Even in his hundredth year, when friends would visit Nale to share a psalm, a song and a word of prayer, he could remember all the verses to his favorite Bible Songs and add the deep and resonant harmonies of his clear and strong baritone voice.
Nale was also a man committed to the pastoral duty of encouraging others in ministry. No doubt many ARP pastors and elders present here today have received a letter from Nale Falls, always handwritten and in large letters with a black sharpie. Reminiscent of Paul’s comment in Galatians, “See with what large letters I am writing to you with my own hand,” these pastoral letters were an amalgam of curious aphorisms, humorous anecdotes and solid encouragement for young ministers.
Nale was committed to preach the gospel in season and out. Following a faithful and fruitful pastoral ministry, he continued to preach “unseasonably” even in his twilight years at the nursing home in Little Rock where he was a resident. If you visited with him there, it was clear that he preached the word out of season to his CNAs, nurses and anyone else who would listen. Despite his confusion in these years, any visit with him would involve conversation about the work of the churches in Mississippi Valley Presbytery, recitation of portions of the catechism, the singing and reading of a Psalm and a time of prayer which always concluded with Nale pronouncing a benediction over his guest. Anyone who visited to minister to Nale Falls, left receiving ministry themselves.
Nale lived a long life. The Bible speaks of long life as a blessing for the one who spends it following Christ, but makes it clear to us that this life is not our home. Our encouragement is to “seek a better country, that is the heavenly one” and to “press on toward the goal for the prize of the upward call of God in Christ Jesus.” This is the long life God calls us to live. It is a life that begins with a new birth through faith in Christ Jesus.

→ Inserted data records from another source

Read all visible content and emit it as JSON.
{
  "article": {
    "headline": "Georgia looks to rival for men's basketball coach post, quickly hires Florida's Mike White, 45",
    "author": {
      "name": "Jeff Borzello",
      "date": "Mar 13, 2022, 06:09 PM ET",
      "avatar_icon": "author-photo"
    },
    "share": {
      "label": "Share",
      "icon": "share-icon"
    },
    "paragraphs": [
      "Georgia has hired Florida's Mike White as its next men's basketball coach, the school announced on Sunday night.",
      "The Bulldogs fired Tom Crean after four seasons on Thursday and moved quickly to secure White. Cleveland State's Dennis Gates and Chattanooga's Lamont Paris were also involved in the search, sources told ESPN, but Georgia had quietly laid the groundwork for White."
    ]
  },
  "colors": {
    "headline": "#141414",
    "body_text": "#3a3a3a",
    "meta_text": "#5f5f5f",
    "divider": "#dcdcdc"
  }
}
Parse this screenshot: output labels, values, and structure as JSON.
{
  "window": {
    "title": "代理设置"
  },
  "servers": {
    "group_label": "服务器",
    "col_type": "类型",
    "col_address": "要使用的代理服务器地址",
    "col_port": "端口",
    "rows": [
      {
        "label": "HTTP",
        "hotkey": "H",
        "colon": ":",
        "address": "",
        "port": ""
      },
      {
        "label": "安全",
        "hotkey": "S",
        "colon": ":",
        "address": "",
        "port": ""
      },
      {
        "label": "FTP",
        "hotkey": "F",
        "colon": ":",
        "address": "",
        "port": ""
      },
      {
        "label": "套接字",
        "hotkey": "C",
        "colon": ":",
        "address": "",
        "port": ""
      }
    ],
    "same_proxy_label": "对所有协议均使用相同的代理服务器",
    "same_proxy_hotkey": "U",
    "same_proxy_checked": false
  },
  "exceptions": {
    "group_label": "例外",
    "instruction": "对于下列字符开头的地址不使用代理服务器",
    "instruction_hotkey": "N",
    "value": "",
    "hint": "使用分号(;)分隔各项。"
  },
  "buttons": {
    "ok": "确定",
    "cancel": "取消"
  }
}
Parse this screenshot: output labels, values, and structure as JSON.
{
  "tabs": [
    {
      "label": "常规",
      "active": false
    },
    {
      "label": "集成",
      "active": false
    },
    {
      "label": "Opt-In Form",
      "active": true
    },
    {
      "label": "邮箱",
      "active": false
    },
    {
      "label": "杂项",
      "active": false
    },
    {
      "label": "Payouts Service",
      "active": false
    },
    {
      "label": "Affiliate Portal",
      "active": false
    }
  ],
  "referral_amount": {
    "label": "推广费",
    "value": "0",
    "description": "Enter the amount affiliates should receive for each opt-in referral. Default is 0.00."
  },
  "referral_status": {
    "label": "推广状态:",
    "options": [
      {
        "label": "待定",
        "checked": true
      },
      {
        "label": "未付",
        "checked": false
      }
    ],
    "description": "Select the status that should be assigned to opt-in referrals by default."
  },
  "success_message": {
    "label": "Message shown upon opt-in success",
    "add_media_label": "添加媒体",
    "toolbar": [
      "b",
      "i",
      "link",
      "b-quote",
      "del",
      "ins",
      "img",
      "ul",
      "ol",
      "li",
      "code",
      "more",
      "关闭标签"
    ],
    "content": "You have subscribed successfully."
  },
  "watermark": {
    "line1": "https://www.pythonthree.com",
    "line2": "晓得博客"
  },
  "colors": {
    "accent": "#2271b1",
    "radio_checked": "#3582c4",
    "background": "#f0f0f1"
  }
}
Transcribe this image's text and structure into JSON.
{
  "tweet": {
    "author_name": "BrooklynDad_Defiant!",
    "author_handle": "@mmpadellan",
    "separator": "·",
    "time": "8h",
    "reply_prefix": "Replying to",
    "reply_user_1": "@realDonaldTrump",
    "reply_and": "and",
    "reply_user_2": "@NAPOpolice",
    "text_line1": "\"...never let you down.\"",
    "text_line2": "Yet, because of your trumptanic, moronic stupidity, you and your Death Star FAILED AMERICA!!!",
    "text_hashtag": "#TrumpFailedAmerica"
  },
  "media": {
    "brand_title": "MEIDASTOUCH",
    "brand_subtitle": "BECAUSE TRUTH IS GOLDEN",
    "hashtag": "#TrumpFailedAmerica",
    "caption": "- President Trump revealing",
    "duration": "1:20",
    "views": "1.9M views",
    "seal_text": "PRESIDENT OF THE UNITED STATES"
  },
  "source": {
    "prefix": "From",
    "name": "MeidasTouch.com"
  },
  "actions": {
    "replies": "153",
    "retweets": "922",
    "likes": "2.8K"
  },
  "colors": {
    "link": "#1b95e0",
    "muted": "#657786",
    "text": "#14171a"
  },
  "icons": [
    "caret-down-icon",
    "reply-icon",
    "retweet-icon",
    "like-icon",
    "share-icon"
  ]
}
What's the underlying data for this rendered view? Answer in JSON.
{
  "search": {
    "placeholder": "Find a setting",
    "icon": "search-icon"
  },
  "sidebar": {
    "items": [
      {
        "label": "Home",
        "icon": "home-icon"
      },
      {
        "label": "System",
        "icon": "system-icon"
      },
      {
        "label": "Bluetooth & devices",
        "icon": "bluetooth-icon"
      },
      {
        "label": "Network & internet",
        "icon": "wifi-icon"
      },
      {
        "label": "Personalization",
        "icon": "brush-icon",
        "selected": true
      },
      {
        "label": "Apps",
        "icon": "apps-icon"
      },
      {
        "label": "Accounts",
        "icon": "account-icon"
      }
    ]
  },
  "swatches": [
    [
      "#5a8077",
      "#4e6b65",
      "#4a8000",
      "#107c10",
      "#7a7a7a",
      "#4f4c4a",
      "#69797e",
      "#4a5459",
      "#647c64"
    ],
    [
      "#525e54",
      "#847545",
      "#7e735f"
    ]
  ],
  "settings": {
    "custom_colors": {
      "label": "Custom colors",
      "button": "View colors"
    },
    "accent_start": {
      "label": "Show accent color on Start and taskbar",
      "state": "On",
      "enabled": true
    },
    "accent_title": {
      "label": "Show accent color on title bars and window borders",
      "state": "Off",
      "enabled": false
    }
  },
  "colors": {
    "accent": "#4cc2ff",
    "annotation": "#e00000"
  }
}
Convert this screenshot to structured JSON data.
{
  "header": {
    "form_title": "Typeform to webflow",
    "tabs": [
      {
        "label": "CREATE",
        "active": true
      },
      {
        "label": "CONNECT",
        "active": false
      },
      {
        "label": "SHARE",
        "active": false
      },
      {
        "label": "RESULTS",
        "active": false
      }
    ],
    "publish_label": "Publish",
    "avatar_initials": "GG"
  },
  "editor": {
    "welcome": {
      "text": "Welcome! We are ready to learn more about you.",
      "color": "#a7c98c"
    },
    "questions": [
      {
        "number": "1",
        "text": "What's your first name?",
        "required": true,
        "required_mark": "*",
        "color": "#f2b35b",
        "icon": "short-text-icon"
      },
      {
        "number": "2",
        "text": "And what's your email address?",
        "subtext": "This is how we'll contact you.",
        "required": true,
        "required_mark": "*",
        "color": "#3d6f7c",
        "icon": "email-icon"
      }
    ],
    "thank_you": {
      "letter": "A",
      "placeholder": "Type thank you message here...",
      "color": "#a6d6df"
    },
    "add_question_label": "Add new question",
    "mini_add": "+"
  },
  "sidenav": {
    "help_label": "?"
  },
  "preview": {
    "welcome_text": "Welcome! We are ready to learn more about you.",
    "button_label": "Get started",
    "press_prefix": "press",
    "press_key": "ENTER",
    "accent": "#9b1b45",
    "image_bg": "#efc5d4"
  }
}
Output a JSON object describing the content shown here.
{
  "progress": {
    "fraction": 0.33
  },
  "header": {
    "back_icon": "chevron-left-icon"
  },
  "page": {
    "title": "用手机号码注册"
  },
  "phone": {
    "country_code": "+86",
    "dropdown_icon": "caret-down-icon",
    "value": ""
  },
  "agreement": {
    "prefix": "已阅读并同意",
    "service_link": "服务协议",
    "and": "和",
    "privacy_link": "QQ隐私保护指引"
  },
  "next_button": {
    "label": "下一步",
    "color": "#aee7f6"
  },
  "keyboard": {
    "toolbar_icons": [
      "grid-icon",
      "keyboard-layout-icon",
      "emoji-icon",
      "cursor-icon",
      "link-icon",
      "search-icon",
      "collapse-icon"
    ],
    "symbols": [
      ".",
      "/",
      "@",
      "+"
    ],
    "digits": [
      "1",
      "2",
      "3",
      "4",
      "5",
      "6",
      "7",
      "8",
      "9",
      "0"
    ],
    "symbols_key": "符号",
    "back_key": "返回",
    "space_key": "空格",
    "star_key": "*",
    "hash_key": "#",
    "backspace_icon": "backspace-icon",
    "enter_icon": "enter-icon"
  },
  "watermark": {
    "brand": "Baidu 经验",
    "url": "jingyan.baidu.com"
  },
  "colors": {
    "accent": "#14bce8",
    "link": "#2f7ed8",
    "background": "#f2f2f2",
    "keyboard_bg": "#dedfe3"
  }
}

None of us knows exactly when the Holy Spirit began to effectually call a young Nale Falls to follow Christ, but according to the records of the Pottsville ARP Church, he made a profession of faith on August 9, 1925 at the age of 9. He served his Lord for 91 years on this earth. What a great blessing for Nale to lay aside the mantle of oldest living ARP minister in the Church Militant to enter into the joy of His Master in the Church Triumphant.